Local businesses rely on these transactions to navigate the complex world of international trade. However, a recent survey conducted by South African fintech disruptor Future Forex reveals a startling truth – many of these entities partaking in international money transfers are unknowingly taking a significant knock on their bottom-line due to non-transparent forex fees.
The Future Forex survey, compiled from more than 250 company responses across various industries, exposed a concerning lack of transparency and fairness in pricing when it comes to forex transactions.
It found that 92.8% of respondents were either in the dark about how their banks or forex providers were charging them for each transaction, or were being significantly overcharged on their transactions.
The lack of transparency by banks and other forex providers was particularly alarming, with more than 75% of respondents being unaware of what they’re being charged each time they perform a cross-border transaction.
This murkiness extends to the exchange-rate margin, with 34% of participants not knowing about this critical aspect of forex dealings, which is the lion’s share of the fees charged by a provider.
“Exchange-rate margin, often referred to as the spread, is the gap between the rate at which a forex service provider buys a currency and the rate at which it sells it,” says Future Forex chief executive officer Harry Scherzer. “This seemingly innocuous detail can actually have profound financial implications for businesses that in turn are likely to be facing higher costs of which they may not have been fully aware.”
“As an example,” Scherzer says, “if you plan to send R1m to the USA and convert that amount to dollars, using a spot rate (current exchange rate) of R19 to $1, a bank might charge you R19.38 for each dollar bought. Therefore, the spread in this case would be R0.38 per dollar, or 2% of the transaction value. You will incur a cost to the sum of approximately R20,000 for this transaction – excluding processing and admin fees.”

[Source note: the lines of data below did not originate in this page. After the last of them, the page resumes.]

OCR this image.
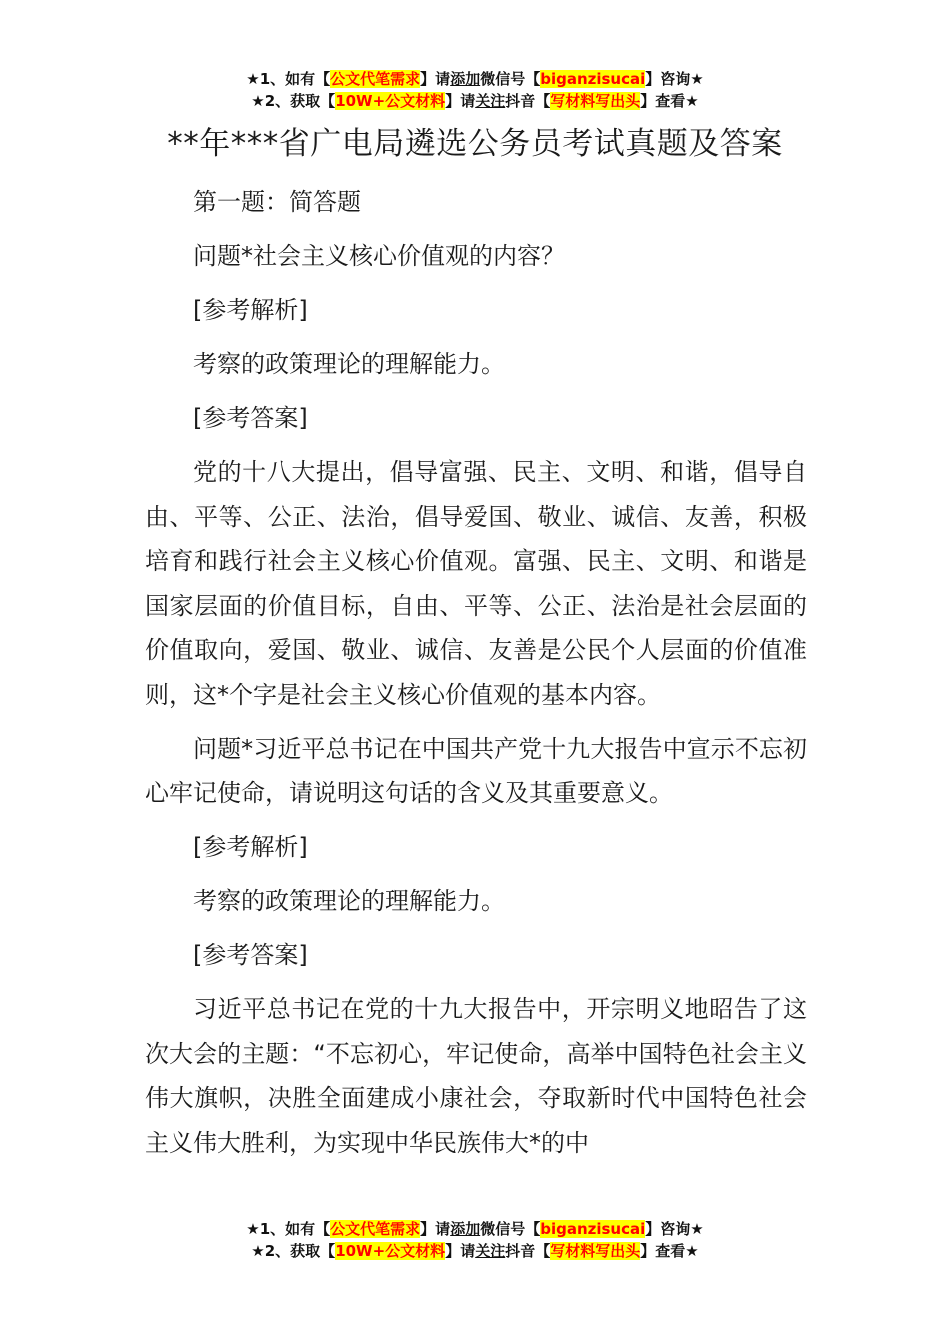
★1、如有【公文代笔需求】请添加微信号【biganzisucai】咨询★
★2、获取【10W+公文材料】请关注抖音【写材料写出头】查看★
**年***省广电局遴选公务员考试真题及答案

第一题：简答题

问题*社会主义核心价值观的内容？

[参考解析]

考察的政策理论的理解能力。

[参考答案]

党的十八大提出，倡导富强、民主、文明、和谐，倡导自由、平等、公正、法治，倡导爱国、敬业、诚信、友善，积极培育和践行社会主义核心价值观。富强、民主、文明、和谐是国家层面的价值目标，自由、平等、公正、法治是社会层面的价值取向，爱国、敬业、诚信、友善是公民个人层面的价值准则，这*个字是社会主义核心价值观的基本内容。

问题*习近平总书记在中国共产党十九大报告中宣示不忘初心牢记使命，请说明这句话的含义及其重要意义。

[参考解析]

考察的政策理论的理解能力。

[参考答案]

习近平总书记在党的十九大报告中，开宗明义地昭告了这次大会的主题：“不忘初心，牢记使命，高举中国特色社会主义伟大旗帜，决胜全面建成小康社会，夺取新时代中国特色社会主义伟大胜利，为实现中华民族伟大*的中

★1、如有【公文代笔需求】请添加微信号【biganzisucai】咨询★
★2、获取【10W+公文材料】请关注抖音【写材料写出头】查看★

Exporters and importers, the backbone of South Africa’s international trade, bear the brunt of these hidden costs. A small discrepancy or hidden cost in each transaction, when multiplied by sheer volume, can result in significant, and often unjustified, fees.
The survey also highlights a growing dissatisfaction among businesses with their existing forex providers. Key grievances include pricing, transparency, levels of service, and usability. Evidently, there is a thirst for change in the market, and businesses are eager to embrace innovative forex providers that prioritise their needs.
“Future Forex is poised to fill this gap, leading the charge for transparent, client-centric forex services,” says Scherzer. “We are committed to leveraging automation, technology, and exceptional support to offer South African businesses the best possible forex rates. The aim is to do so while fostering transparency and ease of international money movement – a beacon of hope for businesses tired of navigating murky waters.”
The results of the Future Forex survey shed light on a pervasive issue that affects the very core of South African businesses engaged in international trade. It’s a wake-up call for companies to become more discerning when it comes to their forex dealings, demanding transparency and fair pricing, notes Scherzer.
“South African businesses can no longer afford to be in the dark about the true costs of forex transactions,” Scherzer concludes. “Whether sending or receiving funds from abroad, pure transparency and fair charges should be the new status quo. Future Forex is leading the pack with its innovative forex services that places a renewed focus on being client-centric through high levels of service, low pricing and full transparency.”